ROME - Pope Francis made one of his most emotional anti-war addresses on Thursday, saying during a visit to a US military cemetery that the world seemed to be headed into war perhaps bigger than any before.
Francis said a Mass for several thousand people at the Sicily-Rome American Cemetery in the town of Nettuno, south of the Italian capital, on the day Roman Catholics commemorate their dead.
The burial ground is the final resting place for 7,860 American soldiers who died in the liberation of southern Italy and Rome in 1943 and 1944.
He walked slowly and alone amid the rows of low white headstones in the shape of crosses and Stars of David, gently resting a white rose on about a dozen and stopping to pray silently before saying the Mass.
"Please Lord, stop. No more wars. No more of these useless massacres," he said, speaking in hushed tones in an improvised homily.
Francis said that remembering the many young people who died in World War Two was even more important "today that the world once more is at war and is preparing to go even more forcefully into war."
He did not elaborate but appeared to be referring to the possibility of nuclear war.
As tensions between the United States and North Korea have increased in recent months, Francis has warned that a nuclear conflict would destroy a good part of humanity.
Last April, he said a third country should try to mediate the dispute between Pyongyang and Washington to cool a situation that had become "too hot".

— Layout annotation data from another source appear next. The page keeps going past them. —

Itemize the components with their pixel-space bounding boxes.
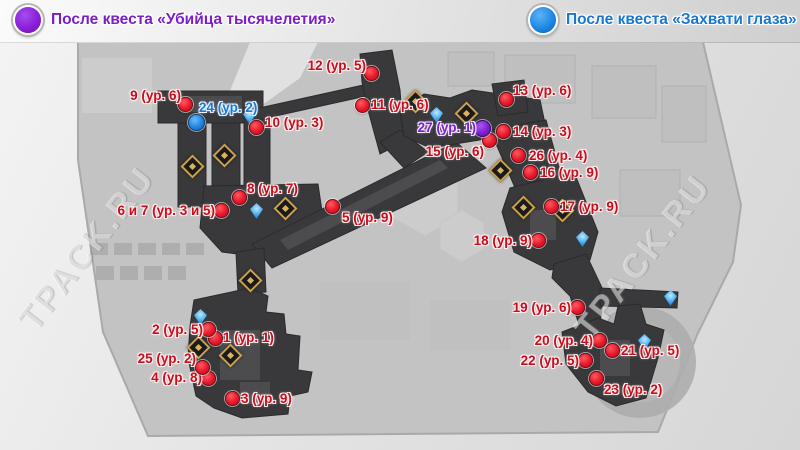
map-marker-label-20: 20 (ур. 4) — [535, 332, 593, 349]
map-marker-label-8: 8 (ур. 7) — [247, 180, 298, 197]
map-marker-label-16: 16 (ур. 9) — [540, 164, 598, 181]
map-marker-dot-25 — [195, 360, 210, 375]
map-marker-label-1: 1 (ур. 1) — [223, 329, 274, 346]
map-background — [0, 0, 800, 450]
map-marker-label-27: 27 (ур. 1) — [418, 119, 476, 136]
map-marker-dot-20 — [592, 333, 607, 348]
legend-bar: После квеста «Убийца тысячелетия» После … — [0, 0, 800, 43]
map-marker-label-26: 26 (ур. 4) — [529, 147, 587, 164]
chest-core — [520, 204, 527, 211]
chest-core — [227, 352, 234, 359]
map-marker-dot-8 — [232, 190, 247, 205]
chest-core — [497, 167, 504, 174]
map-marker-label-25: 25 (ур. 2) — [138, 350, 196, 367]
map-marker-dot-21 — [605, 343, 620, 358]
map-marker-label-15: 15 (ур. 6) — [426, 143, 484, 160]
map-marker-label-9: 9 (ур. 6) — [130, 87, 181, 104]
map-marker-dot-27 — [474, 120, 491, 137]
map-marker-label-23: 23 (ур. 2) — [604, 381, 662, 398]
chest-core — [463, 110, 470, 117]
map-marker-dot-5 — [325, 199, 340, 214]
map-marker-label-4: 4 (ур. 8) — [151, 369, 202, 386]
map-marker-label-3: 3 (ур. 9) — [241, 390, 292, 407]
map-marker-label-21: 21 (ур. 5) — [621, 342, 679, 359]
purple-circle-icon — [13, 5, 43, 35]
map-marker-dot-16 — [523, 165, 538, 180]
map-marker-label-13: 13 (ур. 6) — [513, 82, 571, 99]
map-marker-label-5: 5 (ур. 9) — [342, 209, 393, 226]
map-marker-label-14: 14 (ур. 3) — [513, 123, 571, 140]
chest-core — [247, 277, 254, 284]
map-marker-label-6и7: 6 и 7 (ур. 3 и 5) — [118, 202, 215, 219]
chest-core — [195, 344, 202, 351]
legend-item-millennium-killer: После квеста «Убийца тысячелетия» — [13, 5, 335, 35]
chest-core — [189, 163, 196, 170]
map-marker-dot-14 — [496, 124, 511, 139]
map-marker-dot-18 — [531, 233, 546, 248]
chest-core — [221, 152, 228, 159]
map-marker-label-2: 2 (ур. 5) — [152, 321, 203, 338]
map-marker-label-22: 22 (ур. 5) — [521, 352, 579, 369]
map-marker-dot-2 — [201, 322, 216, 337]
map-marker-label-12: 12 (ур. 5) — [308, 57, 366, 74]
map-marker-dot-17 — [544, 199, 559, 214]
map-marker-label-24: 24 (ур. 2) — [199, 99, 257, 116]
map-marker-label-19: 19 (ур. 6) — [513, 299, 571, 316]
map-marker-dot-22 — [578, 353, 593, 368]
map-marker-label-11: 11 (ур. 6) — [371, 96, 429, 113]
legend-label: После квеста «Захвати глаза» — [566, 11, 797, 29]
map-marker-label-10: 10 (ур. 3) — [265, 114, 323, 131]
game-map-screenshot: TPACK.RU TPACK.RU 1 (ур. 1)2 (ур. 5)3 (у… — [0, 0, 800, 450]
map-marker-dot-26 — [511, 148, 526, 163]
map-marker-dot-6и7 — [214, 203, 229, 218]
chest-core — [282, 205, 289, 212]
legend-label: После квеста «Убийца тысячелетия» — [51, 11, 335, 29]
map-marker-dot-24 — [188, 114, 205, 131]
map-marker-dot-12 — [364, 66, 379, 81]
map-marker-dot-13 — [499, 92, 514, 107]
map-marker-dot-23 — [589, 371, 604, 386]
map-marker-dot-3 — [225, 391, 240, 406]
map-marker-label-18: 18 (ур. 9) — [474, 232, 532, 249]
legend-item-capture-eyes: После квеста «Захвати глаза» — [528, 5, 797, 35]
map-marker-dot-10 — [249, 120, 264, 135]
map-marker-dot-19 — [570, 300, 585, 315]
blue-circle-icon — [528, 5, 558, 35]
map-marker-dot-11 — [355, 98, 370, 113]
map-marker-label-17: 17 (ур. 9) — [560, 198, 618, 215]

US President Donald Trump, who has said North Korea "will be met with fire and fury like the world has never seen" if it threatened the United States, will visit South Korea as part of a trip to Asia that starts on Friday.

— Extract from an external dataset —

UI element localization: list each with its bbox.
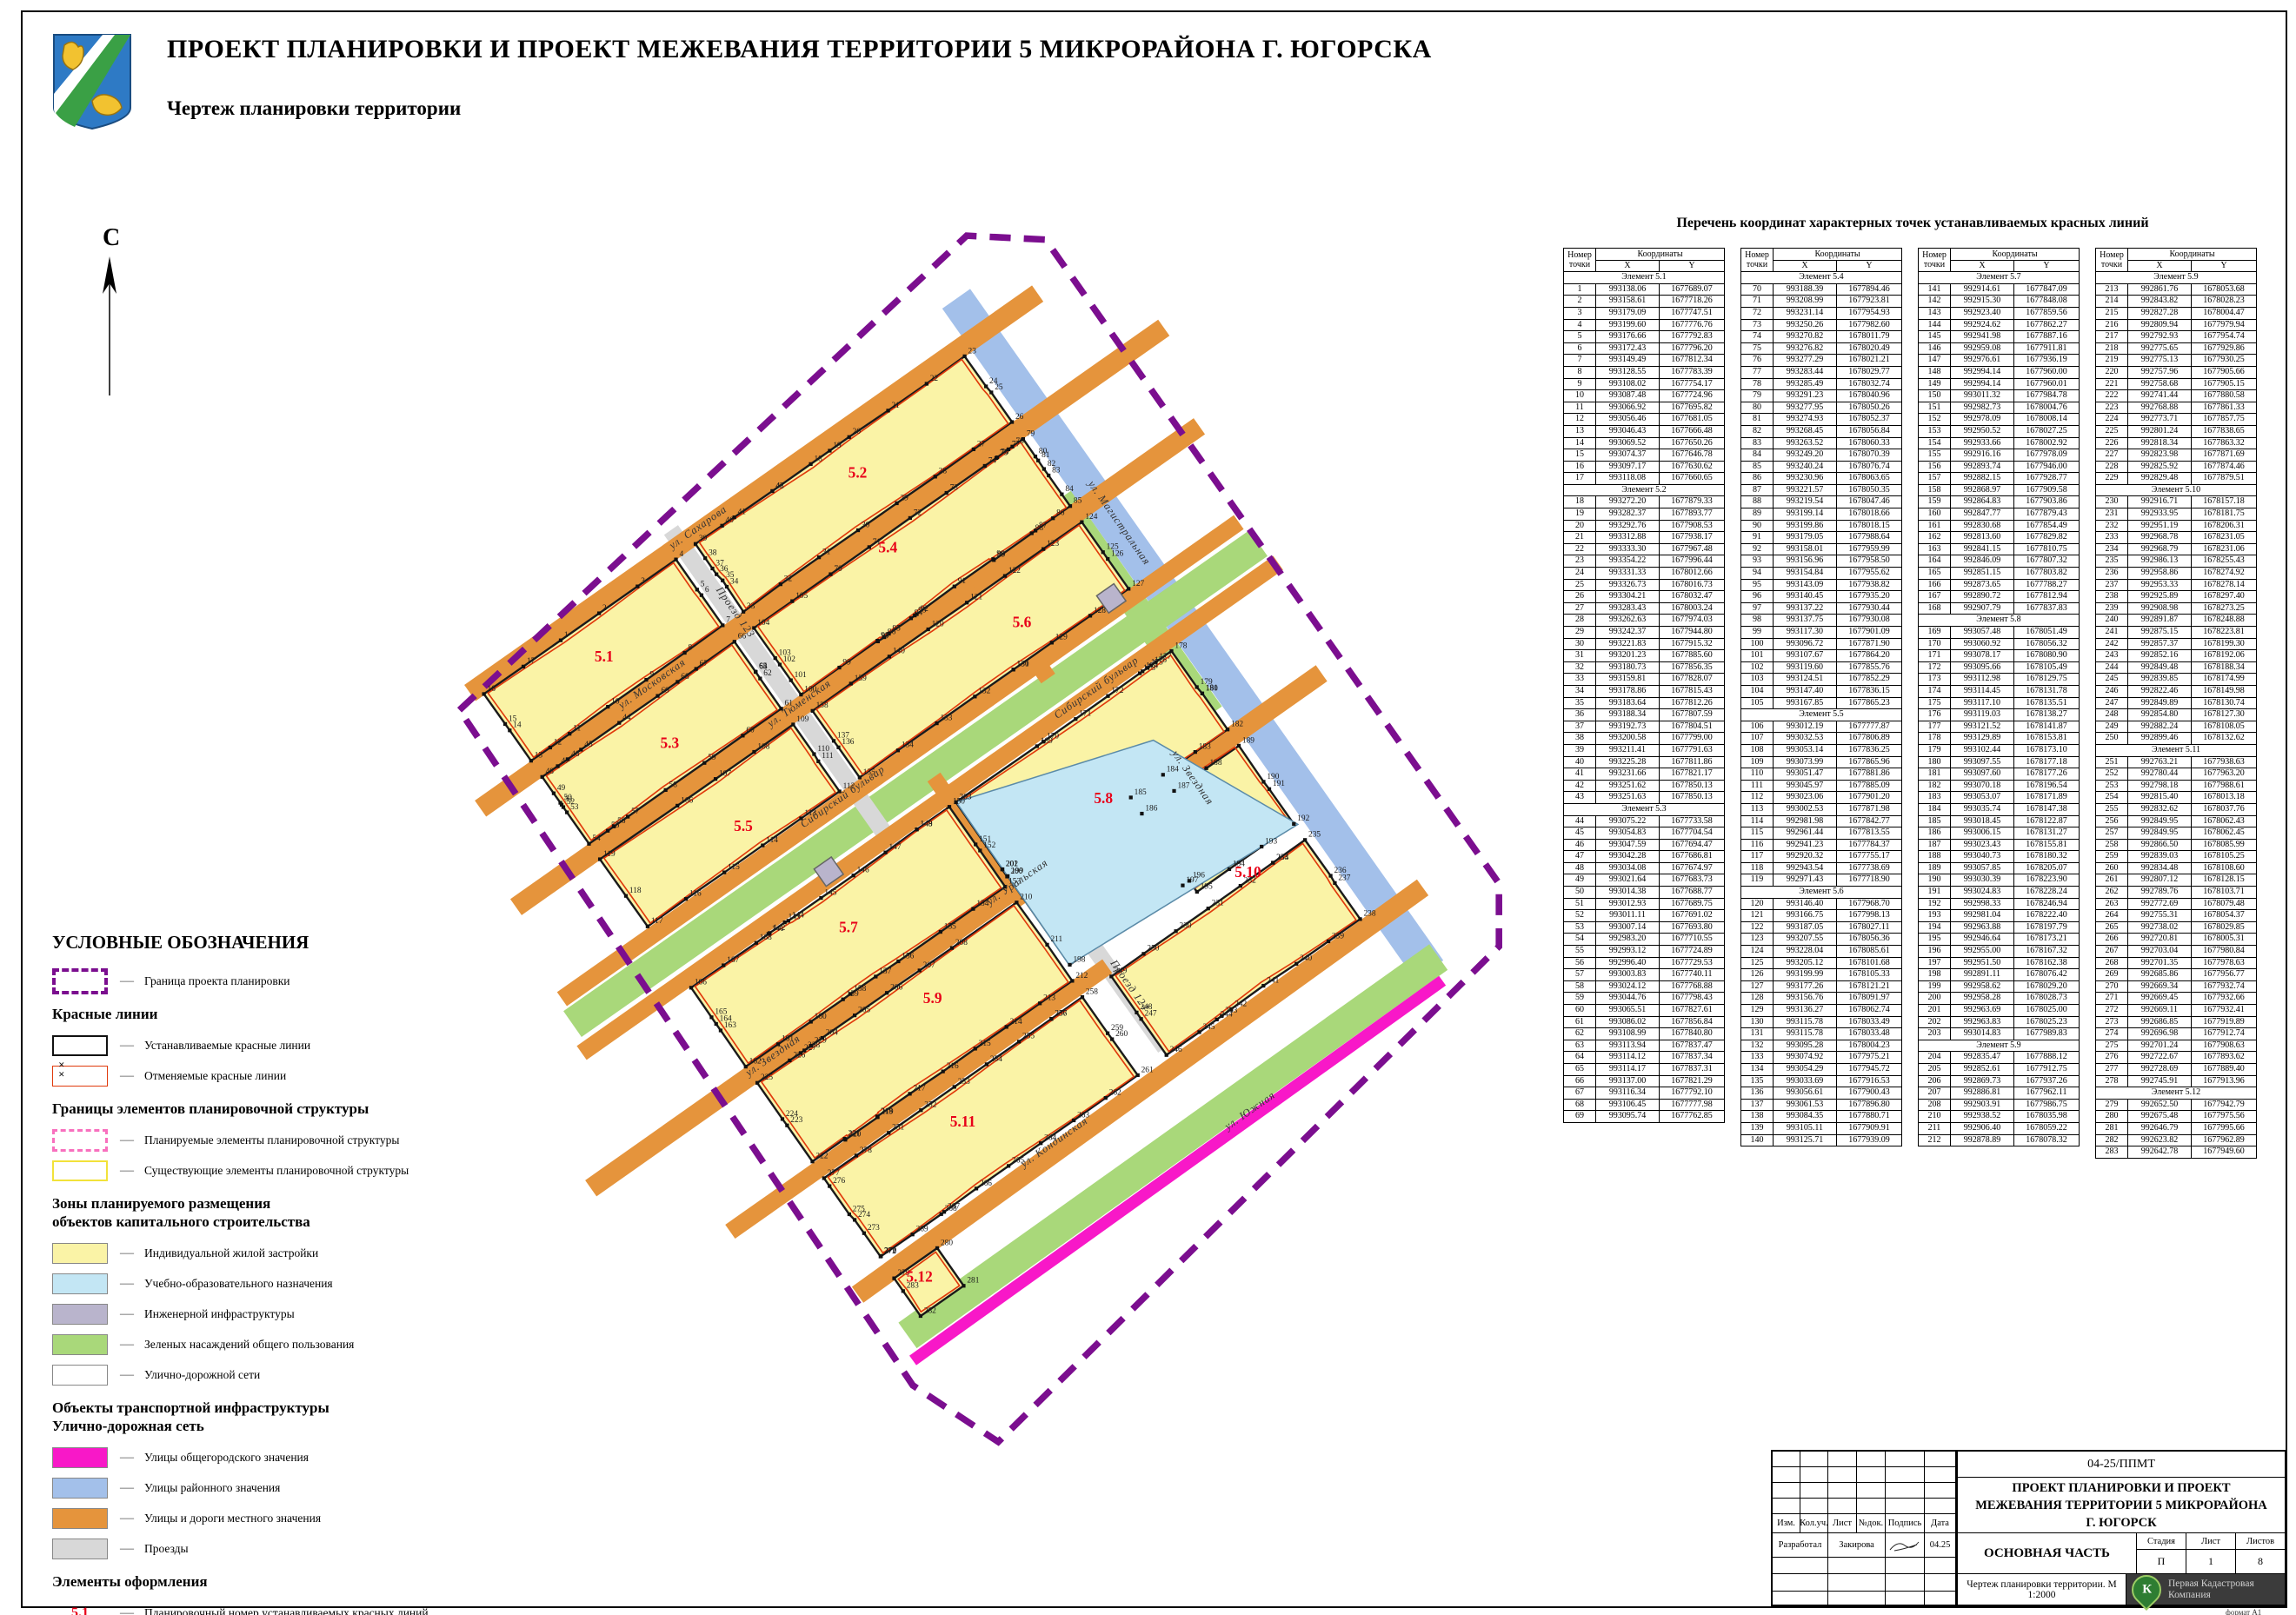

While Trump is in Asia, the pope will be hosting an international seminar at the Vatican that will urge the banning of nuclear weapons.
The cemetery Mass was attended by US Ambassador to Italy Lewis Eisenberg and the acting US ambassador to the Vatican, Louis Bono.
"If today is a day of hope, it is also a day of tears," the pope said. "Humanity must not forget" the tears of mothers and wives who lost husbands and sons in past wars.
"Humanity has not learned the lesson and seems that it does not want to learn it," he said, asking for prayers for the victims of today's conflicts, especially children.
On his way back to the Vatican, Francis stopped to pray at the Ardeatine Caves, where in March, 1944 occupying Nazis killed 335 Italian men and boys as a reprisal for the killing of 33 German policemen by partisans.
They were all shot in the back of the neck. The Germans blew up the caves in a vain attempt to try to hide the massacre. Seventy-five of the victims were Jews.
He and Rome's chief rabbi, Riccardo Di Segni, each read a prayer. After walking past the tombs in the still dark caves, the pope wrote in the visitors' book: "This is the fruit of war: hate, death, vendetta. Forgive us Lord."